Section three emphasises the need to set organisational priorities when deploying AI systems to ensure gender equity in the labour market. The occlusion of gender to date has been largely a definitional problem caused by a thin conception of a computer’s functionality from within computer science with little regard to organisational, political and economic context. In contrast, this paper adopts a three-pronged definition that shows that the development and deployment of AI systems is informed through distinctly human decisions. AI systems are socially, organisationally and economically contingent and are not an historical inevitability. For instance, the tendency to equate more surveillance and tracking with more productive workplaces and higher profits has obvious exploitative potential for workers. Just as previous technological innovation has changed the organisation of bureaucratic production, so too does AI change the parameters and expectations of what firms do, and how production and services are being formulated and delivered. In this respect, those who approach work and organisations with a gender lens are instrumental to defining the problems that AI-enabled systems are deployed to solve.
Section four outlines the gendered effects of the deployment of AI by organisations, particularly in recruitment and compensation. It suggests that a failure to consider gender can expose organisations to legal and ethical risks. Examples of the use of AI in hiring and recruitment show mixed results for gender and diversity. The failure to use AI technologies to solve coordination problems between firms may be a missing link in their successful deployment.

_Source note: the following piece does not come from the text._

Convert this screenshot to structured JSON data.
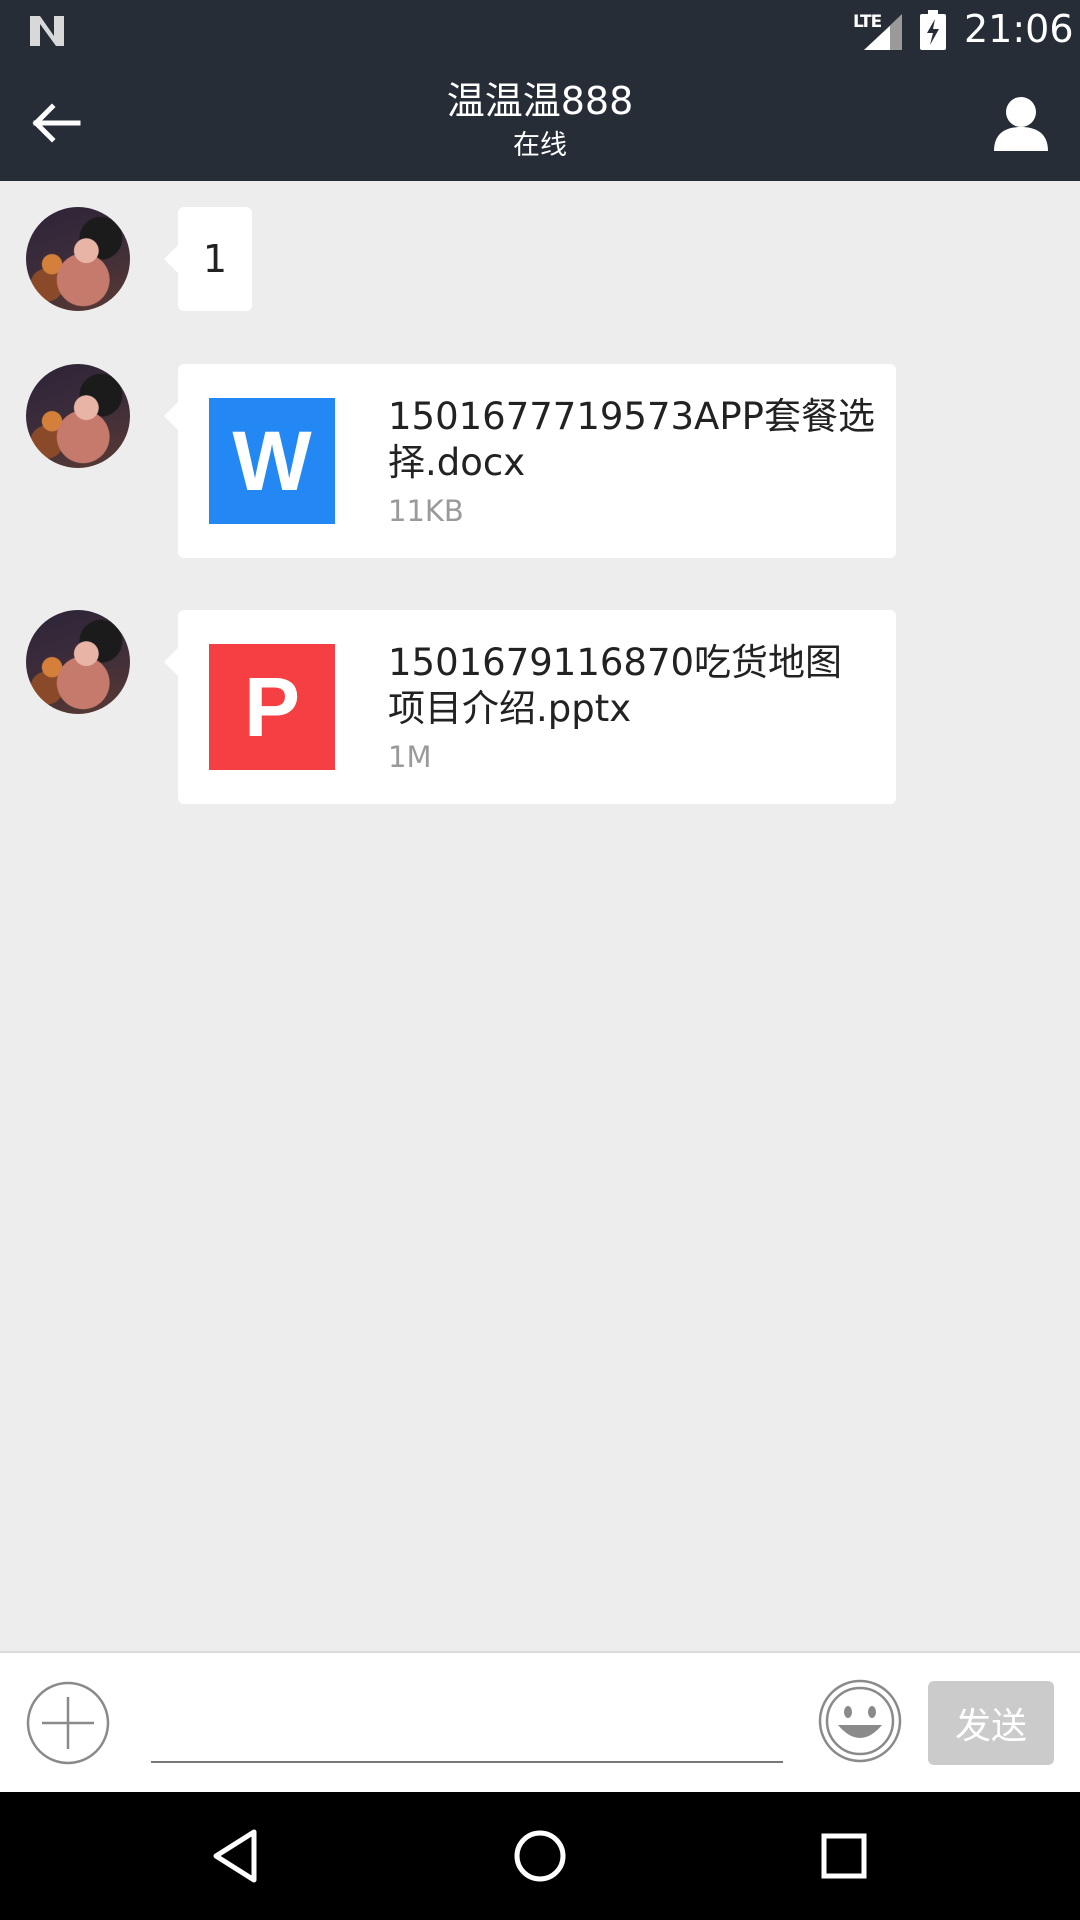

Section five explores how public sector agencies across the globe are using the term AI to forward (often) ambitious re-orientations of industry, innovation, education and training, health, environment, security/military, and workplace policies. Many governments and organisations are proposing national strategies and principles on AI ethics and some of these include references to gender; however, many of the strategies are too broad and lack substantive commitments to gender equity. For example, the idea that AI should be developed in advancement of the “social good” or for “the benefit of humanity” is common to many principles and strategies. However, the notion of social good could be interpreted in multiple ways. Many ideological standpoints could stake a claim on the good, or to benefit humanity. Although a human rights frame is occasionally invoked, regulations of any sort are, in general, viewed as antithetical to innovation within the Silicon Valley mindset. Although many AI principles advocate for ‘fairness’ or ‘transparency’, how this intersects with existing legal protections such as anti-discrimination is an open question. It is exciting that the ethics of technology is being discussed in national and global forums, it remains to be seen how this will translate into gender equality.